O mistério das plantas
Se a chuva ainda não veio, a culpa não é das cigarras, logo cedo ouço o canto rascante, metálico e contundente delas, como se fosse uma orquestra de música concreta, orquestra heavy metal dos sertões. Os jardins estão clamando por chuva a essa altura da estação desértica.
Com a pandemia, para manter a sanidade, muitas pessoas passaram a cultivar e a cuidar ainda mais das plantas. O contato com elas ensina, entretém e dá prazer. Elas são seres singulares, suscetíveis, sensíveis e caprichosos da mesma maneira que nós, os supostos humanos.
Se você coloca uma planta no sol quando gosta de sombra, ela logo emite um sinal de desagrado.

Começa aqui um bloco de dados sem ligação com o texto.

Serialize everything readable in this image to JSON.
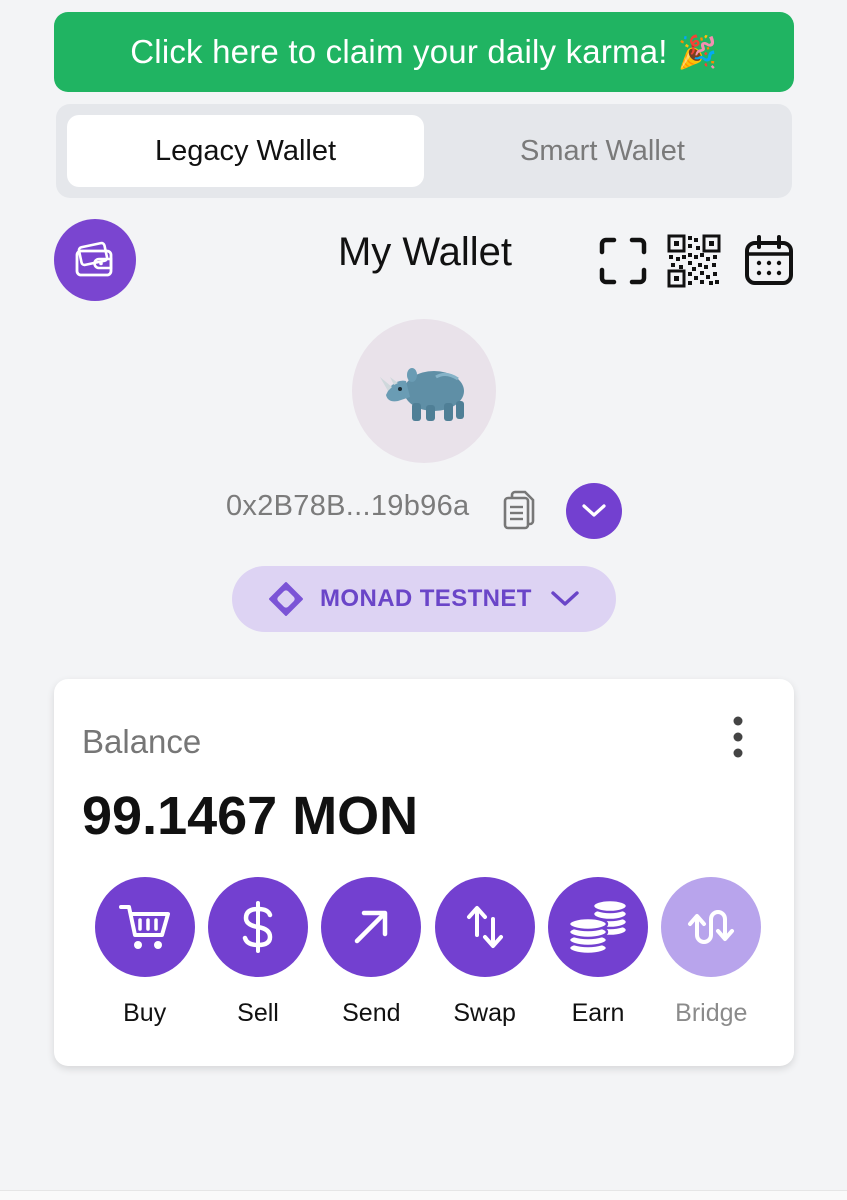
{
  "banner": {
    "text": "Click here to claim your daily karma!",
    "emoji": "🎉"
  },
  "tabs": [
    {
      "label": "Legacy Wallet",
      "active": true
    },
    {
      "label": "Smart Wallet",
      "active": false
    }
  ],
  "header": {
    "title": "My Wallet",
    "icons": [
      "wallet-icon",
      "scan-icon",
      "qr-code-icon",
      "calendar-icon"
    ]
  },
  "avatar": {
    "emoji": "🦏"
  },
  "address": {
    "text": "0x2B78B...19b96a"
  },
  "network": {
    "label": "MONAD TESTNET"
  },
  "balance": {
    "label": "Balance",
    "amount": "99.1467 MON"
  },
  "actions": [
    {
      "label": "Buy",
      "icon": "cart-icon",
      "enabled": true
    },
    {
      "label": "Sell",
      "icon": "dollar-icon",
      "enabled": true
    },
    {
      "label": "Send",
      "icon": "arrow-up-right-icon",
      "enabled": true
    },
    {
      "label": "Swap",
      "icon": "swap-icon",
      "enabled": true
    },
    {
      "label": "Earn",
      "icon": "coins-icon",
      "enabled": true
    },
    {
      "label": "Bridge",
      "icon": "bridge-icon",
      "enabled": false
    }
  ],
  "colors": {
    "accent": "#7340d0",
    "banner_green": "#20b462",
    "network_pill": "#ddd3f3",
    "disabled_action": "#b8a4ec"
  }
}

De outra parte, quando aprecia o sol e é instalada no lugar adequado, ela viceja com toda felicidade. Cuidar das plantas é um aprendizado de vida completo, com as frustrações, os desafios, a fugacidade e as alegrias. Nos coloca em conexão direta com o mistério da vida.

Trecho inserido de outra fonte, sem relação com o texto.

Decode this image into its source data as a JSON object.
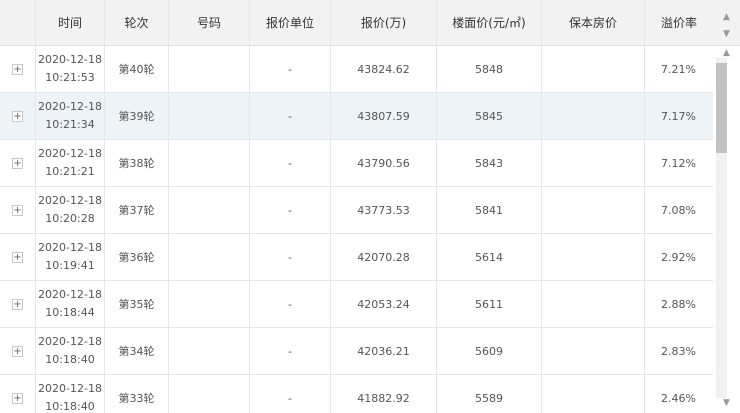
{
  "columns": [
    "",
    "时间",
    "轮次",
    "号码",
    "报价单位",
    "报价(万)",
    "楼面价(元/㎡)",
    "保本房价",
    "溢价率"
  ],
  "rows": [
    {
      "expand": "+",
      "date": "2020-12-18",
      "time": "10:21:53",
      "round": "第40轮",
      "number": "",
      "unit": "-",
      "price": "43824.62",
      "floor_price": "5848",
      "breakeven": "",
      "premium": "7.21%"
    },
    {
      "expand": "+",
      "date": "2020-12-18",
      "time": "10:21:34",
      "round": "第39轮",
      "number": "",
      "unit": "-",
      "price": "43807.59",
      "floor_price": "5845",
      "breakeven": "",
      "premium": "7.17%"
    },
    {
      "expand": "+",
      "date": "2020-12-18",
      "time": "10:21:21",
      "round": "第38轮",
      "number": "",
      "unit": "-",
      "price": "43790.56",
      "floor_price": "5843",
      "breakeven": "",
      "premium": "7.12%"
    },
    {
      "expand": "+",
      "date": "2020-12-18",
      "time": "10:20:28",
      "round": "第37轮",
      "number": "",
      "unit": "-",
      "price": "43773.53",
      "floor_price": "5841",
      "breakeven": "",
      "premium": "7.08%"
    },
    {
      "expand": "+",
      "date": "2020-12-18",
      "time": "10:19:41",
      "round": "第36轮",
      "number": "",
      "unit": "-",
      "price": "42070.28",
      "floor_price": "5614",
      "breakeven": "",
      "premium": "2.92%"
    },
    {
      "expand": "+",
      "date": "2020-12-18",
      "time": "10:18:44",
      "round": "第35轮",
      "number": "",
      "unit": "-",
      "price": "42053.24",
      "floor_price": "5611",
      "breakeven": "",
      "premium": "2.88%"
    },
    {
      "expand": "+",
      "date": "2020-12-18",
      "time": "10:18:40",
      "round": "第34轮",
      "number": "",
      "unit": "-",
      "price": "42036.21",
      "floor_price": "5609",
      "breakeven": "",
      "premium": "2.83%"
    },
    {
      "expand": "+",
      "date": "2020-12-18",
      "time": "10:18:40",
      "round": "第33轮",
      "number": "",
      "unit": "-",
      "price": "41882.92",
      "floor_price": "5589",
      "breakeven": "",
      "premium": "2.46%"
    }
  ],
  "scrollbar": {
    "up_icon": "▲",
    "down_icon": "▼"
  }
}
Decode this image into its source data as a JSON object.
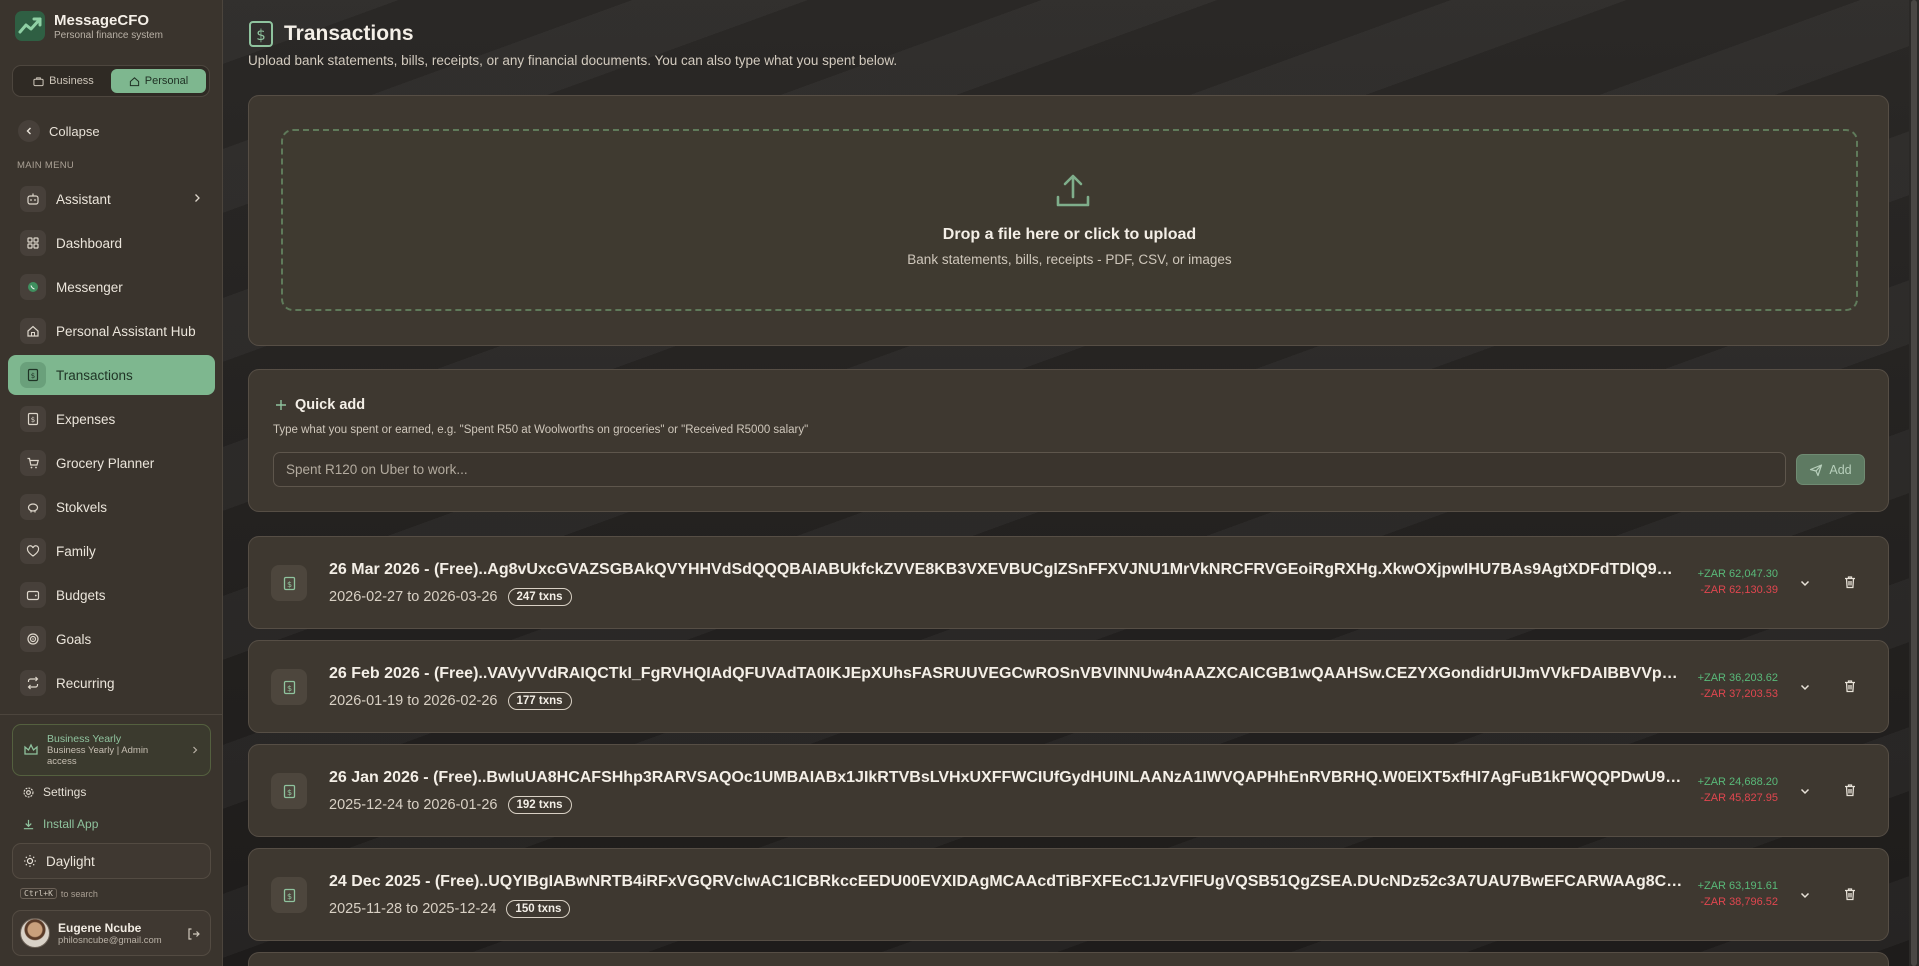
{
  "app": {
    "name": "MessageCFO",
    "tagline": "Personal finance system"
  },
  "mode_switch": {
    "business_label": "Business",
    "personal_label": "Personal",
    "active": "Personal"
  },
  "sidebar": {
    "collapse_label": "Collapse",
    "menu_caption": "MAIN MENU",
    "items": [
      {
        "label": "Assistant",
        "icon": "robot-icon",
        "has_submenu": true
      },
      {
        "label": "Dashboard",
        "icon": "grid-icon"
      },
      {
        "label": "Messenger",
        "icon": "whatsapp-icon"
      },
      {
        "label": "Personal Assistant Hub",
        "icon": "home-icon"
      },
      {
        "label": "Transactions",
        "icon": "dollar-doc-icon",
        "active": true
      },
      {
        "label": "Expenses",
        "icon": "receipt-icon"
      },
      {
        "label": "Grocery Planner",
        "icon": "cart-icon"
      },
      {
        "label": "Stokvels",
        "icon": "piggy-bank-icon"
      },
      {
        "label": "Family",
        "icon": "heart-icon"
      },
      {
        "label": "Budgets",
        "icon": "wallet-icon"
      },
      {
        "label": "Goals",
        "icon": "target-icon"
      },
      {
        "label": "Recurring",
        "icon": "repeat-icon"
      }
    ],
    "plan": {
      "title": "Business Yearly",
      "subtitle": "Business Yearly | Admin access"
    },
    "settings_label": "Settings",
    "install_label": "Install App",
    "theme_label": "Daylight",
    "search_hint": {
      "key": "Ctrl+K",
      "text": "to search"
    },
    "user": {
      "name": "Eugene Ncube",
      "email": "philosncube@gmail.com"
    }
  },
  "page": {
    "title": "Transactions",
    "subtitle": "Upload bank statements, bills, receipts, or any financial documents. You can also type what you spent below."
  },
  "upload": {
    "title": "Drop a file here or click to upload",
    "subtitle": "Bank statements, bills, receipts - PDF, CSV, or images"
  },
  "quick_add": {
    "title": "Quick add",
    "hint": "Type what you spent or earned, e.g. \"Spent R50 at Woolworths on groceries\" or \"Received R5000 salary\"",
    "placeholder": "Spent R120 on Uber to work...",
    "button_label": "Add"
  },
  "statements": [
    {
      "title": "26 Mar 2026 - (Free)..Ag8vUxcGVAZSGBAkQVYHHVdSdQQQBAIABUkfckZVVE8KB3VXEVBUCgIZSnFFXVJNU1MrVkNRCFRVGEoiRgRXHg.XkwOXjpwIHU7BAs9AgtXDFdTDlQ9BglCA1Q...",
      "range": "2026-02-27 to 2026-03-26",
      "count": "247 txns",
      "amount_in": "+ZAR 62,047.30",
      "amount_out": "-ZAR 62,130.39"
    },
    {
      "title": "26 Feb 2026 - (Free)..VAVyVVdRAIQCTkI_FgRVHQIAdQFUVAdTA0IKJEpXUhsFASRUUVEGCwROSnVBVINNUw4nAAZXCAICGB1wQAAHSw.CEZYXGondidrUIJmVVkFDAIBBVVpVgdRBVR...",
      "range": "2026-01-19 to 2026-02-26",
      "count": "177 txns",
      "amount_in": "+ZAR 36,203.62",
      "amount_out": "-ZAR 37,203.53"
    },
    {
      "title": "26 Jan 2026 - (Free)..BwIuUA8HCAFSHhp3RARVSAQOc1UMBAIABx1JIkRTVBsLVHxUXFFWCIUfGydHUINLAANzA1IWVQAPHhEnRVBRHQ.W0EIXT5xfHI7AgFuB1kFWQQPDwU9BgICAQB...",
      "range": "2025-12-24 to 2026-01-26",
      "count": "192 txns",
      "amount_in": "+ZAR 24,688.20",
      "amount_out": "-ZAR 45,827.95"
    },
    {
      "title": "24 Dec 2025 - (Free)..UQYIBgIABwNRTB4iRFxVGQRVcIwAC1ICBRkccEEDU00EVXIDAgMCAAcdTiBFXFEcC1JzVFIFUgVQSB51QgZSEA.DUcNDz52c3A7UAU7BwEFCARWAAg8CVIAAAQE...",
      "range": "2025-11-28 to 2025-12-24",
      "count": "150 txns",
      "amount_in": "+ZAR 63,191.61",
      "amount_out": "-ZAR 38,796.52"
    }
  ]
}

As plantas têm mil e uma utilidades, influem secretamente em nossas vidas, intensificam o amor (quando ele existe) e curam as desilusões amorosas. Fomos até um viveiro cuidado por uma vendedora falante pelos cotovelos. Contou que um senhor havia se separado da mulher e passou a comprar muitas plantas. Adquiriu uma infinidade de mudas. Em seguida, voltou com fotos de uma verdadeira alameda de azáleas em esplendor. Curou a desilusão amorosa com as flores.
Mas se você ama e partilha o gosto das plantas, elas também amplificam a suprema felicidade de estar perto de quem a gente gosta. Sou de preferências fortes. As minhas plantas prediletas são a Onze Horas e a Caliandra. Considero a Onze Horas um pequeno milagre de delicadeza.
Quando não está exposta à luz solar, ela se fecha com recato feminino, mas, no sol a pino, esplende com um fulgor extraordinário, que transmite alegria. Se fico meio desalentado com os desmandos da pandemia, vou até o quintal contemplar os dois vasos de Onze Horas e me extasiar.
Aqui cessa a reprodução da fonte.